When looking at the histogram it is clear to see that medical and non-medical articles
start to mix in the 4 to 5 authors range. While my rule will allow a number of non-medical articles
to creep into the medical class, this is necessary due to the fact that one can not have fractions of
an author (despite the fact that the histogram makes it seem as if you can, though this is due to the
fact that the numbers we see are [1] made up and [2] most likely averages).
When approximating where documents lie in the histogram, it appears that a small
proportion of articles that are medical lie just below the 5 author mark. If I were to make 5 my cut
off point, I would then be misclassifying medical documents as non-medical documents. By
making my cut off point 4, I am, instead, misclassifying a number of non-medical documents as
medical documents. As my job is to index medical documents, I feel that the lesser of the two
evils would be to misclassify non-medical documents as medical documents as having non-
applicable information would do less harm to my company than missing much needed medical
information may.
2. Medical documents: Classified correctly 100% (100 out of 100)
Non-Medical documents: Classified correctly 83% (83 out of 100)
Overall Percentage of correct classification: 91.5% (183 out of 200)
3. If we assume that the distribution of data we have is an unbiased estimator of unforeseen
data then we well be assuming that every set of 200 new documents will follow this same pattern.
However, as we see there is a section where documents overlap (the 4 to 6 author range), our
model runs the possibility of adding too many non-medical documents to the medical class. In the
next group of 200, 17 more would be misclassified and now we would have 34 non-medical
documents in our medical class. With 34 of the 234 documents in the medical class being (in
actuality) non-medical documents we start to find ourselves running into trouble. Despite our
model being completely accurate in terms of classifying medical documents, we find it adding
unnecessary information to our document set. Our new class would end up containing 34 non-
medical documents which would make up 14.5% of the total number of documents put in the
medical class.
4.
I positioned my line such that the entire group of non-medical articles would be
completely separated from the entire group of medical articles. By bisecting the data this way, I
created a firm boundary between the two classes so that no one document from one group falls
into the other group’s territory. By classifying the data this way we have 100% accuracy in terms
of classification with our sample set.
5. Percentage of data correctly classified: 100%
6. In this particular case adding more dimensions to the data set made our classification
problem easier to solve and allowed us a greater degree of accuracy. However, this is not always
the case. First and foremost, when adding a dimension it is imperative that the dimension be
pertinent to classification. If the dimension one adds does not allow us any way of significantly
differentiating between the two classes it will do us no good. For example, if 50% of 100 men
have blue eyes and 50% have brown eyes and 50% of 100 women have blue eyes and 50% have
brown eyes, the dimension of eye color would not do much to help us differentiate between men
and women as the two would completely overlap and there would be no substantial split.

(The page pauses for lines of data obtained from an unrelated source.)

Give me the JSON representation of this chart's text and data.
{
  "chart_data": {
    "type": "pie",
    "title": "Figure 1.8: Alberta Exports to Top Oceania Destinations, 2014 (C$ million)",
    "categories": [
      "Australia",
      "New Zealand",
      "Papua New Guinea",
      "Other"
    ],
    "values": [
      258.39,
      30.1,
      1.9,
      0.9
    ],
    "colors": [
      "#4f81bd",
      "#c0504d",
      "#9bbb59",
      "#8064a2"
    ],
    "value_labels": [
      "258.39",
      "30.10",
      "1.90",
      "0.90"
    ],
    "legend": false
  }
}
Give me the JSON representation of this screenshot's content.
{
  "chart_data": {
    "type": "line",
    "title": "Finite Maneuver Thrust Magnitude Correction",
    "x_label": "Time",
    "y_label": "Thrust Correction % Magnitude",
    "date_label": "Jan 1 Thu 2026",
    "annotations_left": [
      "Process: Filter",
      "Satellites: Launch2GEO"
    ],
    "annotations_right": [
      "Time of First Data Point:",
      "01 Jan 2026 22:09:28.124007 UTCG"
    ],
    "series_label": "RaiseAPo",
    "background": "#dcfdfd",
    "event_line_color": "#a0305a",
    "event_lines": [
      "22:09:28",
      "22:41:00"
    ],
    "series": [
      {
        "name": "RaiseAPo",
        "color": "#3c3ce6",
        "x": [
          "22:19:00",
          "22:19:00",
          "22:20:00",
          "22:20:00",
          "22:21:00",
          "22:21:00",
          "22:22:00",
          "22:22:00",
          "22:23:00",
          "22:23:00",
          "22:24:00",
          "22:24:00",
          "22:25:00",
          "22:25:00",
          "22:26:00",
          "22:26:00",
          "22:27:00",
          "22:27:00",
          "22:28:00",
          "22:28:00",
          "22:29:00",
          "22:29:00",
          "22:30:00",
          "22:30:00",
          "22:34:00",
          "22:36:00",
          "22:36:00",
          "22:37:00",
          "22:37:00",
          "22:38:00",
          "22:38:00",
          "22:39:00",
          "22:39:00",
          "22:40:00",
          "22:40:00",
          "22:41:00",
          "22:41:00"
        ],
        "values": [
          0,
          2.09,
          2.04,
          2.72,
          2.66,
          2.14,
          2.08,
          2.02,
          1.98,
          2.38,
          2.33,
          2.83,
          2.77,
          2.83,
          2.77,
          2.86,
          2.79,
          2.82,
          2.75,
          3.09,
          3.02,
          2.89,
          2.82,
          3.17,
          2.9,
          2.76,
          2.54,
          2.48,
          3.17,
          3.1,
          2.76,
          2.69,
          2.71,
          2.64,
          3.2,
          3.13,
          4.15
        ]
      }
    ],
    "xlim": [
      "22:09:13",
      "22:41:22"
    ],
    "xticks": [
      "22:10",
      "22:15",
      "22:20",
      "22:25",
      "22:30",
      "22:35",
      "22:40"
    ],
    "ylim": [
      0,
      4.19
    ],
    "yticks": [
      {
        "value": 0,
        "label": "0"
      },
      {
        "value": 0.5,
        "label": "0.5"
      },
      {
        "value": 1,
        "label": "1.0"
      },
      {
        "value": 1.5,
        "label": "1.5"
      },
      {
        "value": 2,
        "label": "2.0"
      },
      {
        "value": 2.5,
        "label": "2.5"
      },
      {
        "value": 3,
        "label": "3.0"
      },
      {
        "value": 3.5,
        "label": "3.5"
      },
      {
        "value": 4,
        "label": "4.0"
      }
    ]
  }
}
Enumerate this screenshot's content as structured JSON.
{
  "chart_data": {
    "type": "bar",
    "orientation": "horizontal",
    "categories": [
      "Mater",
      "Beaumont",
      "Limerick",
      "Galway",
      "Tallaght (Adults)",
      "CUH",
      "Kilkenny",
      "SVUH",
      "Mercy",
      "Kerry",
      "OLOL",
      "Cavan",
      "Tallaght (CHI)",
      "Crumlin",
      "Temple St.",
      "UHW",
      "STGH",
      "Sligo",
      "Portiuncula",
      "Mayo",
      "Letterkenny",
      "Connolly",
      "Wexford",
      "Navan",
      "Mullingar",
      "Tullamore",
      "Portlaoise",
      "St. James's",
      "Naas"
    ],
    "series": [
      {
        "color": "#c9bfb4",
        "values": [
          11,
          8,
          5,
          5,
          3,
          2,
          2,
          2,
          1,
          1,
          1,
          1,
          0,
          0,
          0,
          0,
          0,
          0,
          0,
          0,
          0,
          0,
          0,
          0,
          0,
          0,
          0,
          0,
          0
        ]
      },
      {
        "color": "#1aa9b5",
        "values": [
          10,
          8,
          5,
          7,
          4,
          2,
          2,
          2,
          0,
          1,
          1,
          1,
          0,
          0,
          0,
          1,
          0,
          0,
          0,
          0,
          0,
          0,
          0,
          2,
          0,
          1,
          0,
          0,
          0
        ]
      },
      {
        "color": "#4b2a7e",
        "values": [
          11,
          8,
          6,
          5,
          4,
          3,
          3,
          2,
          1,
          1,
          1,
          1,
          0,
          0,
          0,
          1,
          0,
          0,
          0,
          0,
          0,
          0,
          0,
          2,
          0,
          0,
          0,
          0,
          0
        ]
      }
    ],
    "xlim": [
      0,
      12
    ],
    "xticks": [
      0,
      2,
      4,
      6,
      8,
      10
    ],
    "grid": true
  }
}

In addition, while adding more dimensions is helpful in creating classification models it
does create the added burden of data collection. As stated in class, for each column we create in a
data table we will need to at least double or triple the number of rows we have. To build a sample
size that would give us a decent level of accuracy in regards to out statistical analysis, it would be
necessary to collect a vast amount of data. Sometimes, however, adding this burden of data
collection can kill any attempts of creating a model before it begins as the data amount could be
too large for efficient computation or the needed quantity of data may just not be able to be found.